Option A — pm2 (recommended)

pm2 is a production process manager for Node.js. It handles restarts on crash, startup on boot, and log management.

npm install -g pm2

An ecosystem.config.cjs file is included in the project root. Review it and adjust any values, then start the app:

pm2 start ecosystem.config.cjs

Save the process list so it restarts on server reboot:

pm2 save
pm2 startup   # follow the printed instruction to register the startup hook

Common pm2 commands:

pm2 status          # show running processes
pm2 logs is.am      # tail live logs
pm2 restart is.am   # restart after code changes
pm2 stop is.am      # stop
pm2 delete is.am    # remove from pm2

Updating the app:

git pull
npm install
pm2 restart is.am

---

UV_THREADPOOL_SIZE

Node.js uses a native thread pool (libuv) for file I/O, image processing (Sharp), and DNS lookups. The default pool size is 4 threads. Under concurrent image uploads this pool can saturate, causing other I/O to queue behind image processing jobs.

The ecosystem.config.cjs file sets UV_THREADPOOL_SIZE: '8' in the env block, which doubles the pool. This is the correct way to set it when using pm2 — setting it in .env or package.json scripts has no effect on pm2-managed processes.

To tune the value:

Server vCPUs	Recommended UV_THREADPOOL_SIZE
1	8
2	12
4+	16

Going above 128 has no effect (libuv hard cap).

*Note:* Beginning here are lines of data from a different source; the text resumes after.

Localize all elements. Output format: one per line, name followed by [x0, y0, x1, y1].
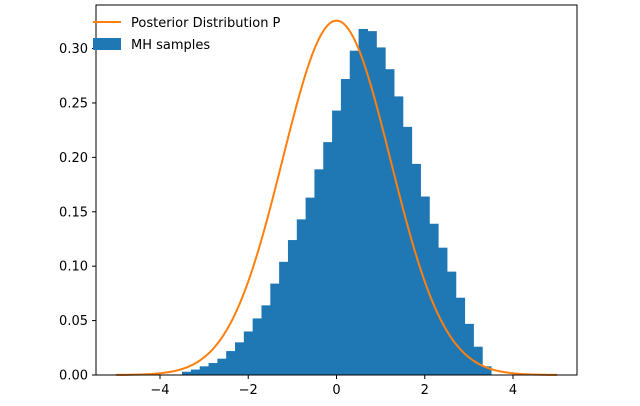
- x-tick-label: −4: [150, 383, 169, 398]
- histogram-bar: [429, 223, 439, 375]
- histogram-bar: [446, 271, 457, 375]
- histogram-bar: [252, 318, 263, 375]
- histogram-bar: [217, 358, 227, 375]
- y-tick-label: 0.15: [59, 205, 88, 220]
- histogram-bar: [287, 240, 298, 375]
- histogram-bar: [332, 110, 342, 375]
- histogram-bar: [473, 346, 483, 375]
- histogram-bar: [182, 371, 192, 375]
- histogram-bar: [190, 369, 201, 375]
- histogram-bar: [455, 297, 466, 375]
- posterior-line: [115, 19, 558, 376]
- legend: Posterior Distribution P MH samples: [93, 16, 281, 53]
- histogram-bar: [270, 283, 280, 375]
- histogram-bar: [226, 351, 236, 375]
- histogram-bar: [393, 96, 404, 375]
- histogram-bar: [464, 323, 474, 375]
- histogram-bar: [385, 69, 395, 376]
- x-tick-label: 2: [421, 383, 429, 398]
- histogram-bar: [261, 305, 271, 375]
- histogram-bar: [296, 219, 307, 375]
- plot-frame: [95, 4, 578, 376]
- histogram-bar: [411, 163, 421, 375]
- histogram-bar: [235, 342, 245, 375]
- histogram-bar: [437, 247, 448, 375]
- y-tick-label: 0.20: [59, 151, 88, 166]
- y-tick-label: 0.30: [59, 42, 88, 57]
- histogram-bar: [349, 50, 360, 376]
- y-tick-label: 0.00: [59, 369, 88, 384]
- histogram-bar: [402, 126, 413, 375]
- histogram-bar: [340, 79, 351, 375]
- histogram-bar: [199, 366, 210, 375]
- histogram-bar: [323, 142, 333, 375]
- legend-label-posterior: Posterior Distribution P: [131, 16, 281, 31]
- histogram-bar: [420, 196, 430, 375]
- histogram-bar: [208, 363, 218, 375]
- histogram-bar: [482, 366, 492, 375]
- axes: −4 −2 0 2 4 0.00 0.05 0.10 0.15 0.20 0.25 0.30: [59, 42, 517, 398]
- histogram-bars: [182, 28, 492, 376]
- legend-label-mh-samples: MH samples: [131, 38, 210, 53]
- histogram-bar: [279, 261, 289, 375]
- histogram-bar: [305, 197, 316, 375]
- y-tick-label: 0.05: [59, 314, 88, 329]
- legend-bar-swatch: [93, 38, 121, 50]
- histogram-bar: [243, 331, 254, 375]
- histogram-bar: [314, 169, 324, 375]
- x-tick-label: 4: [509, 383, 517, 398]
- y-tick-label: 0.10: [59, 260, 88, 275]
- histogram-bar: [367, 31, 377, 376]
- x-tick-label: −2: [239, 383, 258, 398]
- x-tick-label: 0: [332, 383, 340, 398]
- histogram-bar: [376, 47, 386, 376]
- y-tick-label: 0.25: [59, 96, 88, 111]
- histogram-bar: [358, 28, 368, 376]
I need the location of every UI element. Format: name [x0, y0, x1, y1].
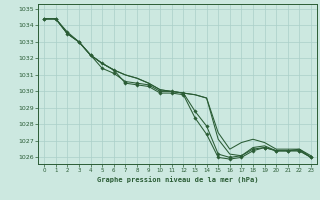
- X-axis label: Graphe pression niveau de la mer (hPa): Graphe pression niveau de la mer (hPa): [97, 176, 258, 183]
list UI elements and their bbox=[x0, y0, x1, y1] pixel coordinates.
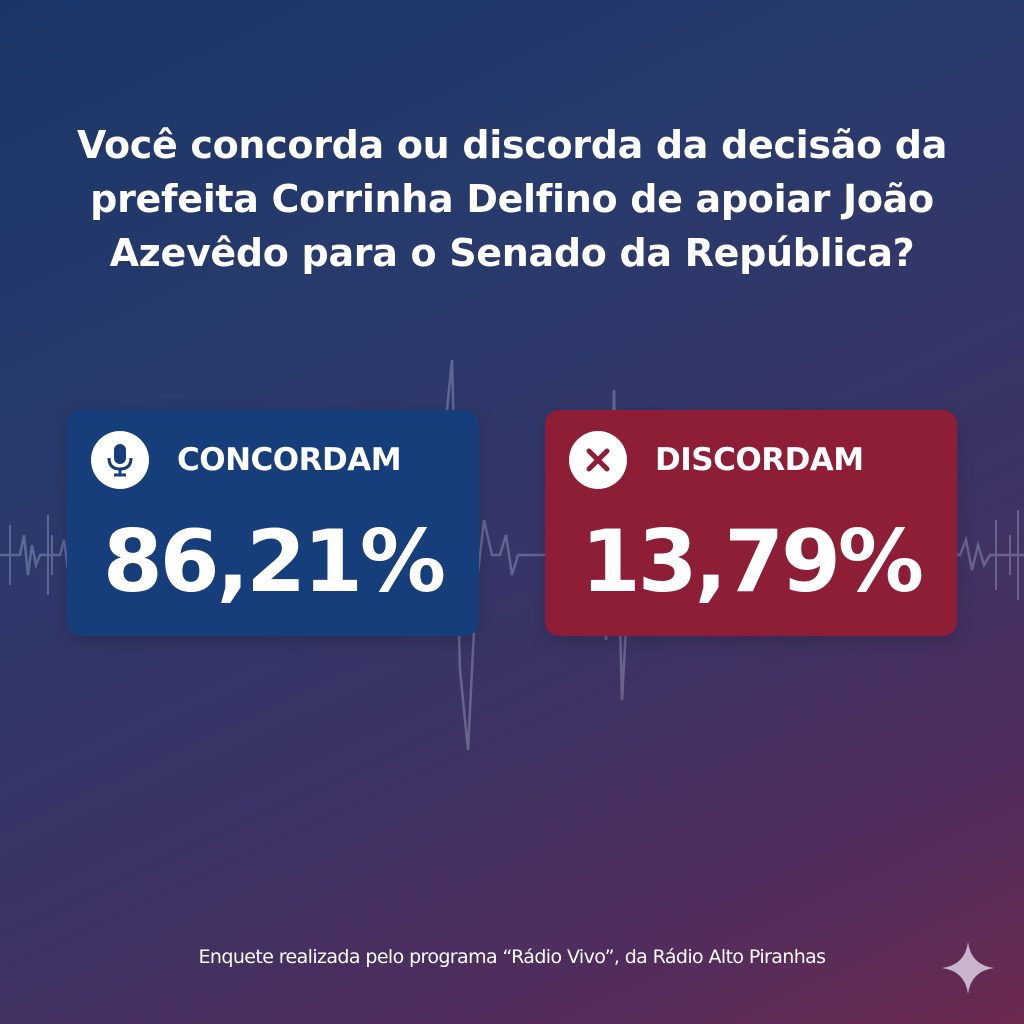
agree-label: CONCORDAM bbox=[177, 442, 402, 478]
poll-source-caption: Enquete realizada pelo programa “Rádio V… bbox=[198, 946, 827, 968]
microphone-icon bbox=[91, 431, 149, 489]
agree-percentage: 86,21% bbox=[102, 512, 446, 612]
disagree-label: DISCORDAM bbox=[655, 442, 864, 478]
poll-question: Você concorda ou discorda da decisão da … bbox=[76, 123, 948, 275]
sparkle-icon bbox=[942, 942, 994, 994]
agree-result-card: CONCORDAM 86,21% bbox=[67, 410, 479, 636]
disagree-result-card: DISCORDAM 13,79% bbox=[545, 410, 957, 636]
disagree-percentage: 13,79% bbox=[580, 512, 924, 612]
close-icon bbox=[569, 431, 627, 489]
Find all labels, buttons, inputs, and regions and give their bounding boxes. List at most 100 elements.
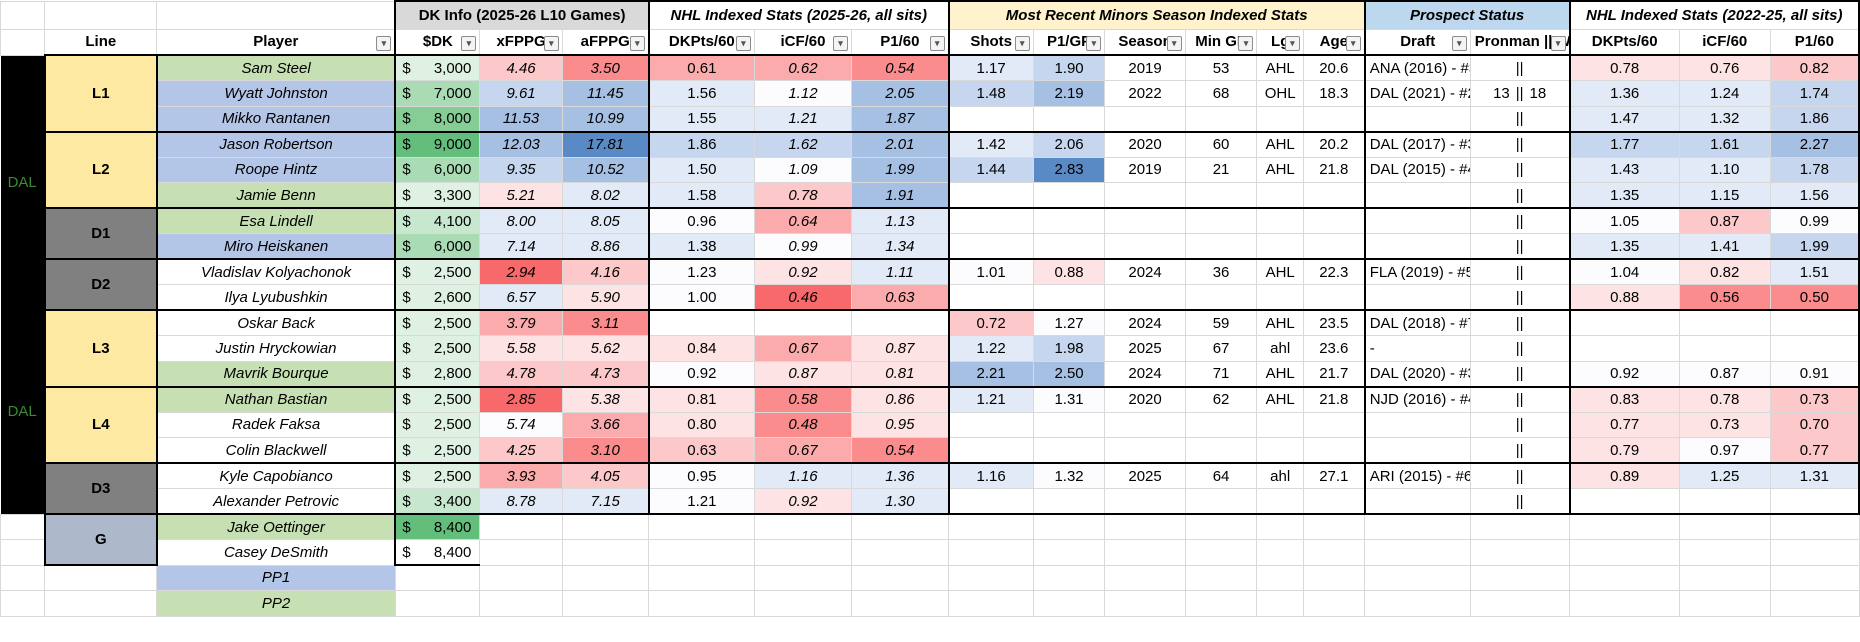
dk-salary[interactable]: $7,000 [394, 80, 481, 107]
icf60-value[interactable]: 1.21 [753, 105, 853, 133]
p1gp-value[interactable]: 2.83 [1032, 156, 1106, 183]
dk-salary[interactable]: $6,000 [394, 156, 481, 183]
draft-value[interactable]: ARI (2015) - #63 [1364, 462, 1471, 489]
league-value[interactable] [1256, 488, 1304, 515]
min-gp-value[interactable]: 21 [1184, 156, 1258, 183]
dkpts60-value[interactable]: 0.80 [647, 411, 755, 438]
p1gp-value[interactable]: 2.50 [1032, 360, 1106, 388]
cell[interactable] [1678, 539, 1771, 566]
cell[interactable] [1569, 564, 1680, 591]
cell[interactable] [1469, 590, 1571, 617]
cell[interactable] [851, 564, 950, 591]
hist-p160-value[interactable]: 1.74 [1769, 80, 1860, 107]
afppg-value[interactable]: 8.02 [561, 182, 650, 209]
cell[interactable] [1364, 564, 1471, 591]
cell[interactable] [851, 513, 950, 540]
p1gp-value[interactable]: 1.90 [1032, 54, 1106, 81]
p160-value[interactable]: 0.63 [851, 284, 950, 311]
icf60-value[interactable]: 0.64 [753, 207, 853, 234]
player-name[interactable]: Casey DeSmith [156, 539, 396, 566]
dk-salary[interactable]: $2,500 [394, 411, 481, 438]
cell[interactable] [561, 590, 650, 617]
min-gp-value[interactable] [1184, 284, 1258, 311]
shots-value[interactable]: 1.17 [948, 54, 1034, 81]
player-name[interactable]: Justin Hryckowian [156, 335, 396, 362]
cell[interactable] [1769, 590, 1860, 617]
cell[interactable] [851, 590, 950, 617]
xfppg-value[interactable]: 5.58 [479, 335, 563, 362]
icf60-value[interactable]: 0.46 [753, 284, 853, 311]
player-name[interactable]: Mikko Rantanen [156, 105, 396, 133]
column-header-lg[interactable]: Lg ▾ [1256, 28, 1304, 56]
min-gp-value[interactable]: 68 [1184, 80, 1258, 107]
hist-icf60-value[interactable] [1678, 335, 1771, 362]
cell[interactable] [1032, 564, 1106, 591]
draft-value[interactable]: DAL (2018) - #75 [1364, 309, 1471, 336]
filter-dropdown-icon[interactable]: ▾ [1345, 35, 1361, 51]
filter-dropdown-icon[interactable]: ▾ [1284, 35, 1300, 51]
season-value[interactable]: 2019 [1104, 156, 1186, 183]
player-name[interactable]: Mavrik Bourque [156, 360, 396, 388]
season-value[interactable]: 2019 [1104, 54, 1186, 81]
p160-value[interactable]: 1.36 [851, 462, 950, 489]
p160-value[interactable]: 1.30 [851, 488, 950, 515]
xfppg-value[interactable]: 9.61 [479, 80, 563, 107]
p1gp-value[interactable] [1032, 207, 1106, 234]
hist-dkpts60-value[interactable]: 1.77 [1569, 130, 1680, 158]
p160-value[interactable]: 1.87 [851, 105, 950, 133]
age-value[interactable]: 21.8 [1302, 156, 1366, 183]
hist-dkpts60-value[interactable] [1569, 309, 1680, 336]
hist-dkpts60-value[interactable]: 1.04 [1569, 258, 1680, 285]
pronman-wheel-value[interactable]: 13 || 18 [1469, 80, 1571, 107]
filter-dropdown-icon[interactable]: ▾ [1014, 35, 1030, 51]
column-header-h-dkpts60[interactable]: DKPts/60 [1569, 28, 1680, 56]
afppg-value[interactable]: 3.50 [561, 54, 650, 81]
cell[interactable] [1184, 590, 1258, 617]
shots-value[interactable]: 1.21 [948, 385, 1034, 413]
pronman-wheel-value[interactable]: || [1469, 130, 1571, 158]
p1gp-value[interactable] [1032, 284, 1106, 311]
cell[interactable] [1469, 539, 1571, 566]
p160-value[interactable]: 0.86 [851, 385, 950, 413]
league-value[interactable] [1256, 182, 1304, 209]
xfppg-value[interactable]: 6.57 [479, 284, 563, 311]
age-value[interactable]: 22.3 [1302, 258, 1366, 285]
player-name[interactable]: Jason Robertson [156, 130, 396, 158]
icf60-value[interactable] [753, 309, 853, 336]
age-value[interactable]: 23.6 [1302, 335, 1366, 362]
hist-dkpts60-value[interactable]: 1.35 [1569, 233, 1680, 260]
season-value[interactable]: 2024 [1104, 309, 1186, 336]
league-value[interactable]: AHL [1256, 258, 1304, 285]
cell[interactable] [648, 539, 755, 566]
icf60-value[interactable]: 0.48 [753, 411, 853, 438]
pronman-wheel-value[interactable]: || [1469, 105, 1571, 133]
p1gp-value[interactable] [1032, 437, 1106, 464]
dkpts60-value[interactable]: 0.95 [647, 462, 755, 489]
season-value[interactable]: 2024 [1104, 258, 1186, 285]
hist-icf60-value[interactable]: 0.87 [1678, 360, 1771, 388]
player-name[interactable]: Miro Heiskanen [156, 233, 396, 260]
afppg-value[interactable]: 5.62 [561, 335, 650, 362]
draft-value[interactable]: FLA (2019) - #52 [1364, 258, 1471, 285]
pronman-wheel-value[interactable]: || [1469, 462, 1571, 489]
shots-value[interactable]: 1.42 [948, 130, 1034, 158]
dk-salary[interactable]: $3,000 [394, 54, 481, 81]
hist-p160-value[interactable]: 0.50 [1769, 284, 1860, 311]
league-value[interactable]: AHL [1256, 156, 1304, 183]
p1gp-value[interactable] [1032, 233, 1106, 260]
pronman-wheel-value[interactable]: || [1469, 156, 1571, 183]
player-name[interactable]: Jake Oettinger [156, 513, 396, 540]
column-header-h-p160[interactable]: P1/60 [1769, 28, 1860, 56]
p1gp-value[interactable]: 1.27 [1032, 309, 1106, 336]
cell[interactable] [0, 590, 46, 617]
dkpts60-value[interactable]: 1.55 [647, 105, 755, 133]
dkpts60-value[interactable] [647, 309, 755, 336]
cell[interactable] [1104, 539, 1186, 566]
player-name[interactable]: Roope Hintz [156, 156, 396, 183]
hist-p160-value[interactable]: 0.99 [1769, 207, 1860, 234]
icf60-value[interactable]: 1.62 [753, 130, 853, 158]
shots-value[interactable] [948, 233, 1034, 260]
cell[interactable] [0, 539, 46, 566]
min-gp-value[interactable] [1184, 105, 1258, 133]
column-header-dkpts60[interactable]: DKPts/60 ▾ [647, 28, 755, 56]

Larger values use more memory (each thread ~8 MB stack) so don't set it higher than needed.

After changing the value in ecosystem.config.cjs, apply it with:

pm2 restart ecosystem.config.cjs

Verify it took effect:

pm2 env is.am | grep UV_THREADPOOL

---

Option B — systemd

Create /etc/systemd/system/isam.service:

[Unit]
Description=is.am
After=network.target

[Service]
Type=simple
User=youruser
WorkingDirectory=/home/youruser/is.am
ExecStart=/usr/bin/node --experimental-sqlite src/server.js
Restart=on-failure
EnvironmentFile=/home/youruser/is.am/.env
Environment=UV_THREADPOOL_SIZE=8

[Install]
WantedBy=multi-user.target

systemctl enable isam
systemctl start isam

---

API

The JSON API is available at /a. Authenticate with a Bearer token created at /tokens.

# Create a short link
curl -X POST https://yourdomain.com/a/links \
  -H "Authorization: Bearer YOUR_TOKEN" \
  -H "Content-Type: application/json" \
  -d '{"url": "https://example.com"}'

See /a for the full endpoint list.

---

Docker

docker-compose up -d

See docker-compose.yml for volume and port configuration.